View on GitHub

DigitalDistortion

Final code and writeup for my Winter 2022 Music Technology final project

Recreating Common Digital Distortion Effects

Overview

For my final project this semester in MUMT 307, I decided to create a distortion effect program. The program is implemented as a generator within the STK platform, providing a tick level interface for producing distorted audio from a provided sample source.

Objectives

My goal with this project was to recreate, as accurately as possible, a variety of common ways I have experienced distorted digital audio in my day to day life. Specifically I wanted to recreate the effects of Bluetooth headphones far from their source, and voice call and audio streaming with poor connection. Particularly, I wanted to create a way to apply these effects with easily parameterized amounts of distortion to arbitrary audio sources.

Implementation

I implemented the plugin as a C++ program, compiled for Linux. In its simplest form, the program can be run on its own from the command line, with a file name and a variety of parameters provided, and will play back the audio file distorted according to the parameters provided. The program implements two different modes of distortion, corresponding to two different audio codecs, SBC and OPUS.

The parameters supplied to the program (aside from a sample and a time selection for how much of it to play) include the format, a rate at which to drop packets (which can just be 0) and a bitrate quality selector. The selector for bitrates is designed on a scale from 0-10, with values chosen to provided roughly similar levels of quality for each format.

Selector Value SBC Bitrate OPUS Bitrate
0 50000 500
1 60000 1000
2 70000 2000
3 80000 3000
4 90000 4000
5 100000 5000
6 110000 6000
7 120000 7000
8 130000 8000
9 140000 9000
10 150000 10000

With the parameters and audio source having been set, the program concatenatively constructs a system call to FFMPEG and opens a pipe to it, such that the audio source provided will be filtered through the specified codecs and floating point samples output to the pipe. The program then can read a sample from the pipe each time a tick call comes through its STK interface, and provide it to whatever further use it will go to.

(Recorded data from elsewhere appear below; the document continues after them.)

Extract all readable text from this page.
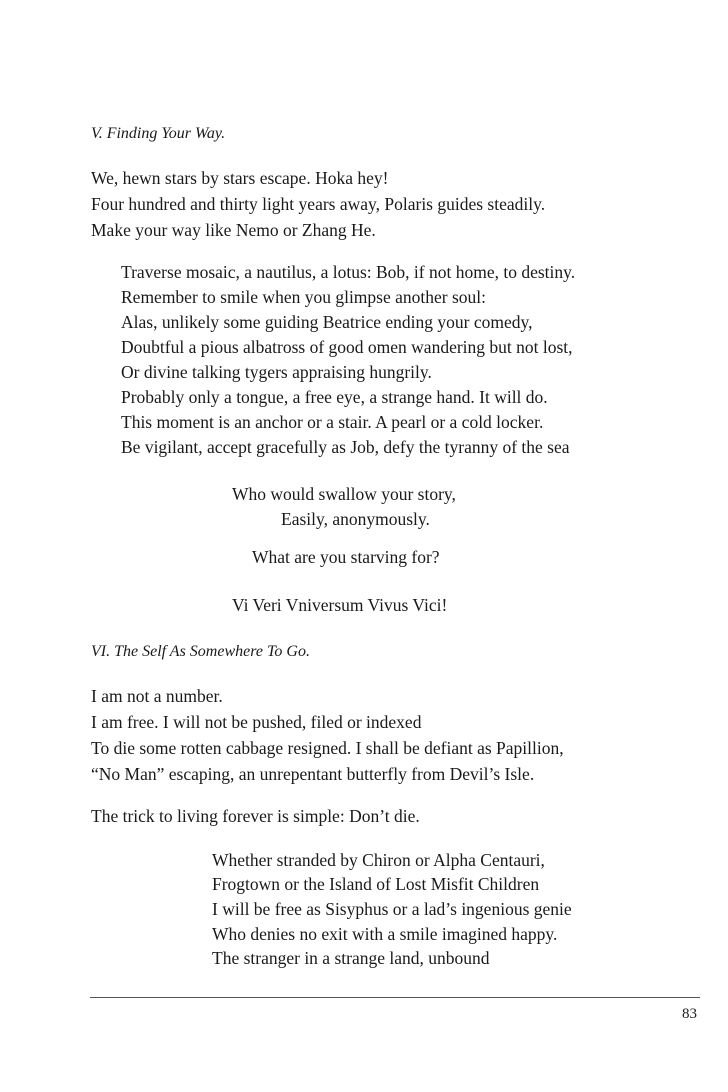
V. Finding Your Way.
We, hewn stars by stars escape. Hoka hey!
Four hundred and thirty light years away, Polaris guides steadily.
Make your way like Nemo or Zhang He.
Traverse mosaic, a nautilus, a lotus: Bob, if not home, to destiny.
Remember to smile when you glimpse another soul:
Alas, unlikely some guiding Beatrice ending your comedy,
Doubtful a pious albatross of good omen wandering but not lost,
Or divine talking tygers appraising hungrily.
Probably only a tongue, a free eye, a strange hand. It will do.
This moment is an anchor or a stair. A pearl or a cold locker.
Be vigilant, accept gracefully as Job, defy the tyranny of the sea
Who would swallow your story,
Easily, anonymously.
What are you starving for?
Vi Veri Vniversum Vivus Vici!
VI. The Self As Somewhere To Go.
I am not a number.
I am free. I will not be pushed, filed or indexed
To die some rotten cabbage resigned. I shall be defiant as Papillion,
“No Man” escaping, an unrepentant butterfly from Devil’s Isle.
The trick to living forever is simple: Don’t die.
Whether stranded by Chiron or Alpha Centauri,
Frogtown or the Island of Lost Misfit Children
I will be free as Sisyphus or a lad’s ingenious genie
Who denies no exit with a smile imagined happy.
The stranger in a strange land, unbound
83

A UML diagram of the interface of the generator is provided below:

A UML Diagram of the digital_distortion class

STK Interface

The program implements the STK generator interface, allowing other programs to use tick() on it like any other generator. Other aspects of the generator however must be set using the specific interface methods provided by the program, such as modifying the source or control parameters.

Interfacing With Codecs

The program uses the FFMPEG tool as a middleman between it and the implementations of the audio codecs themselves. FFMPEG provides us with a unified way to specify the parameters with which to encode the audio as well as a straightforward way to supply audio files to the codecs and extra single sample outputs. We make use of pipes, a standard Linux interprocess communication tool. The pipes allow us to, first of all, feed multiple FFMPEG calls through each other (for the purpose of encoding and then decoding to produce distortion), and then subsequently convert the floating point samples that FFMPEG outputs from raw binary to something easy to parse in C++ using od, a standard Unix tool. Finally we have a pipe within the program itself that reads the ultimate output from the chained system calls.

Results

My program effectively recreates the distortion effects I attempted to replicate. I’ll compare an example of its output to an actual example of my headphones distorting a signal. As well, I include some further examples of its effect on audio of various types.

Comparison

This is the raw sample I used:

This is the sample as it plays through my headphones in normal conditions:

This is the sample as it plays through my headphones, distanced from my computer and through a thick glass door:

This is the sample after being fed through my program:

More Examples

Here is an example of speech distorted with low bitrate OPUS:

Here is an example of heavily distorted pop music with the SBC protocol:

Here is an example of classical music distorted with low bitrate and packet dropping:

Issues And Solutions

The most challenging parts of this project were in the software engineering and planning phase. First of all, I had to do a fair amount of research to figure out which codecs I was even noticing distortion coming from, then figuring out a way to interface with them effectively. A major problem I encountered was that many of these codecs do not provide a standardized interface to interact with them programatically, and the documentation surrounding them is often sparse. As well, for the interfaces and libraries that are provided a large amount of boilerplate code would be required to get all the data in the correct formats for use with the codecs. I ultimately resolved this by making use of FFMPEG as an inbetween layer between my program and the codecs themselves.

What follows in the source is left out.